Limitations & Future Work

  • Zero-shot generalization still exhibits a substantial performance gap on fine-grained categories (e.g., CUB bird species) and specialized domains.
  • Validation is limited to classification tasks; extension to detection, segmentation, and other visual tasks remains unexplored.
  • The hypernetwork introduces additional inference overhead, as a forward pass is required for each concept.

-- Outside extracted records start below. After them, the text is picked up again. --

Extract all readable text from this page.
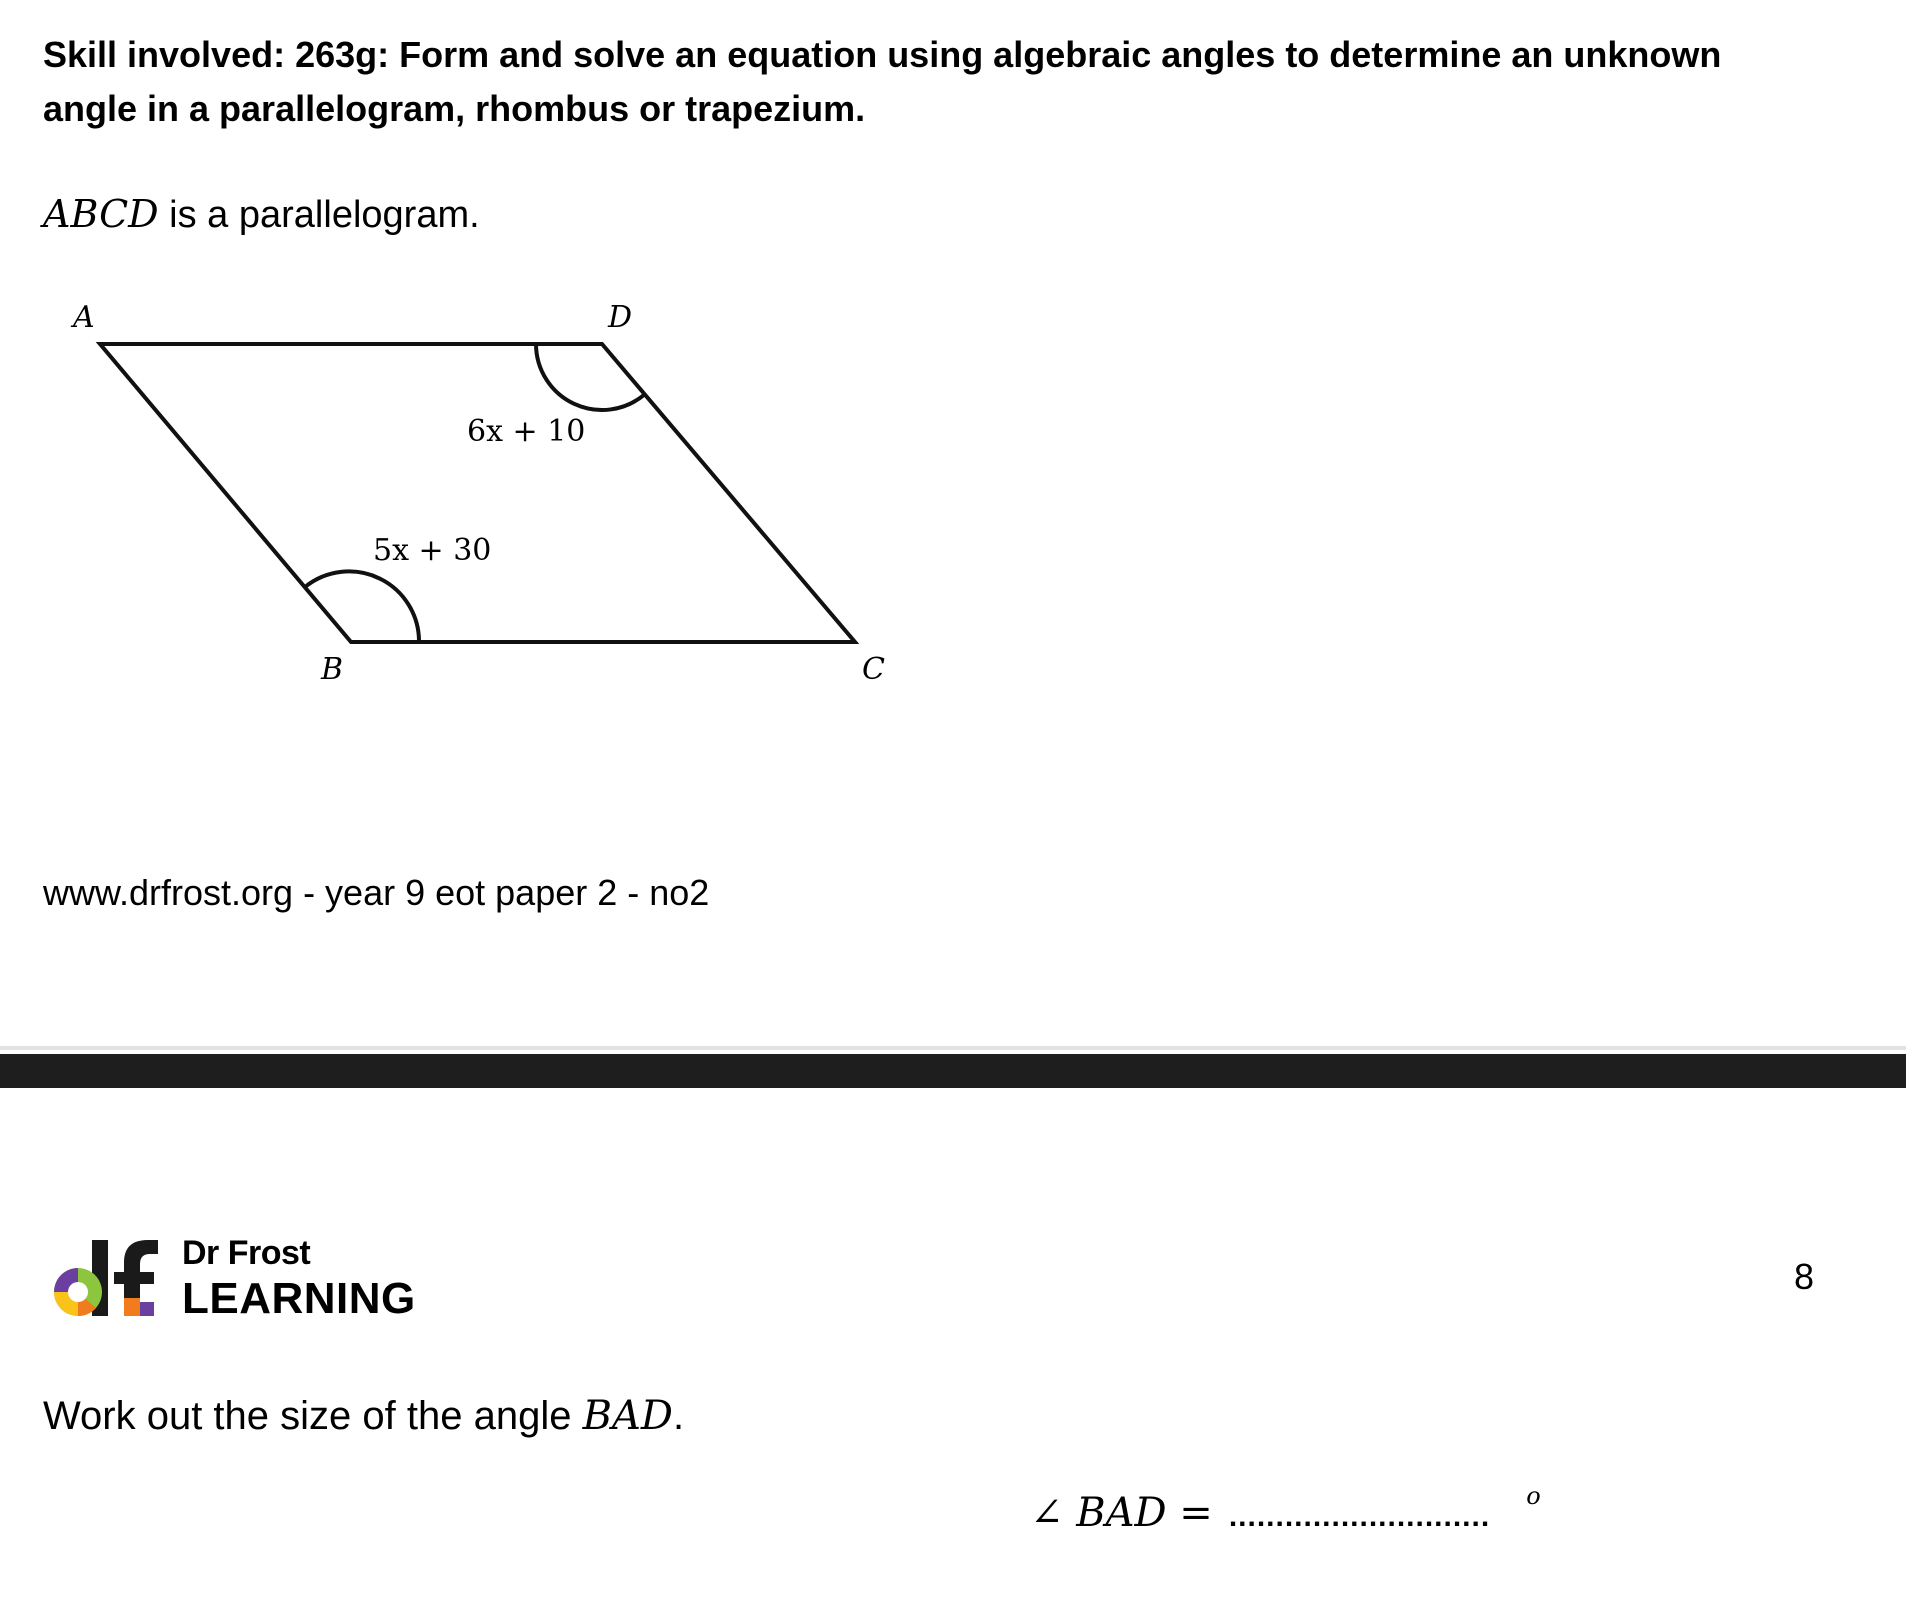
Skill involved: 263g: Form and solve an equation using algebraic angles to determine an unknown angle in a parallelogram, rhombus or trapezium.
ABCD is a parallelogram.
A	D
B	C
6x + 10
5x + 30
www.drfrost.org - year 9 eot paper 2 - no2
Dr Frost
LEARNING	8
Work out the size of the angle BAD.
∠ BAD = ............................
o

  • Only CLIP is evaluated as the VLM backbone; other VLMs (e.g., SigLIP, EVA-CLIP) are not explored.
  • Concept generation still relies on LLM prompt engineering, and different prompting strategies may produce significant variation.

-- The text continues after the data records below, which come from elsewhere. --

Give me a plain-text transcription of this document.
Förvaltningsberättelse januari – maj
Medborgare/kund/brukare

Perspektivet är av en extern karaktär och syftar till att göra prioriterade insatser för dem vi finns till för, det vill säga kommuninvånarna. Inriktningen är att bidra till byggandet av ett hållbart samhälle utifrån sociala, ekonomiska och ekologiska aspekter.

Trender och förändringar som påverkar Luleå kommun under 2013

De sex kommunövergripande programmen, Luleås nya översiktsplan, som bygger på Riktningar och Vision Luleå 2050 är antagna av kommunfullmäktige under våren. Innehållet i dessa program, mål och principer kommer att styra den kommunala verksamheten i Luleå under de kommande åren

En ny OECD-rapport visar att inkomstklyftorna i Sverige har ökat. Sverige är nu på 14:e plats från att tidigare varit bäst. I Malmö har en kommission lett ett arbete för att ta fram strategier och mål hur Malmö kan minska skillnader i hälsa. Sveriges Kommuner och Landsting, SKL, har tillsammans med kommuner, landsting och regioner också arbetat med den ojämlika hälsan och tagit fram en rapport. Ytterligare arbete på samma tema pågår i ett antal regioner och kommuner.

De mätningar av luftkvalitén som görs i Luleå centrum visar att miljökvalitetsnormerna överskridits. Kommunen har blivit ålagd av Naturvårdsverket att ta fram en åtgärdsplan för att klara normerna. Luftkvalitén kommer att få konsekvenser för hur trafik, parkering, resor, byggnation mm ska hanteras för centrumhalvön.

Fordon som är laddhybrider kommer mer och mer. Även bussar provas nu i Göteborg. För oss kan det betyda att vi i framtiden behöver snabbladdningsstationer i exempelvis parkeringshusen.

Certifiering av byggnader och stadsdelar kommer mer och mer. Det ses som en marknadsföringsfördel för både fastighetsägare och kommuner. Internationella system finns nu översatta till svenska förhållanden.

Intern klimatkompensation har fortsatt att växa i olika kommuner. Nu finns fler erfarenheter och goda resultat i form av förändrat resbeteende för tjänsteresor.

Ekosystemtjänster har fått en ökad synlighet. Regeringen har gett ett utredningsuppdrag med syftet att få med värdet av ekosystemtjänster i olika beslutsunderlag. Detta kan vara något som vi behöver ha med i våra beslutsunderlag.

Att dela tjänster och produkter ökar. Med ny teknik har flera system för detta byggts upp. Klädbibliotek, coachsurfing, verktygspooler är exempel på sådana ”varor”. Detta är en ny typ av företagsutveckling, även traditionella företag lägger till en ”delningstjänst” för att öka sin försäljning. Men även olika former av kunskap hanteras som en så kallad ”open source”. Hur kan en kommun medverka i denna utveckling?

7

  • When the semantic gap between old and new concept sets is large, statistical normalization may be insufficient to bridge the distributional discrepancy.
  • Label-free CBM (Oikarinen et al., 2023): The first work to use GPT-3 for automatic concept set generation; FCBM builds upon this by addressing the limitation of fixed concept sets.
  • VLG-CBM (Srivastava et al., 2024): Introduced the NEC metric to quantify the number of effective concepts; FCBM adopts the same metric to ensure fair comparison.
  • OpenCBM (Tan et al., 2024): Supports flexible addition and removal of concepts at test time, but cannot replace the entire concept pool.
  • Hypernetworks (Ha et al., 2016): The classical paradigm of using one network to generate weights for another; FCBM introduces this idea into the CBM framework to achieve dynamic concept mapping.
  • Insight: The combination of hypernetworks and sparse selection is generalizable to other tasks requiring dynamic feature or attribute mapping.

Rating

  • Novelty: ⭐⭐⭐⭐ (The combination of hypernetwork and sparsemax is inventive, though the core mechanism is not overly complex.)
  • Experimental Thoroughness: ⭐⭐⭐⭐ (Five datasets with multiple ablation groups, though downstream application validation is lacking.)
  • Writing Quality: ⭐⭐⭐⭐ (Mathematical derivations are clear and the overall structure is complete.)
  • Value: ⭐⭐⭐⭐ (Addresses practical deployment challenges of CBMs with well-defined application scenarios.)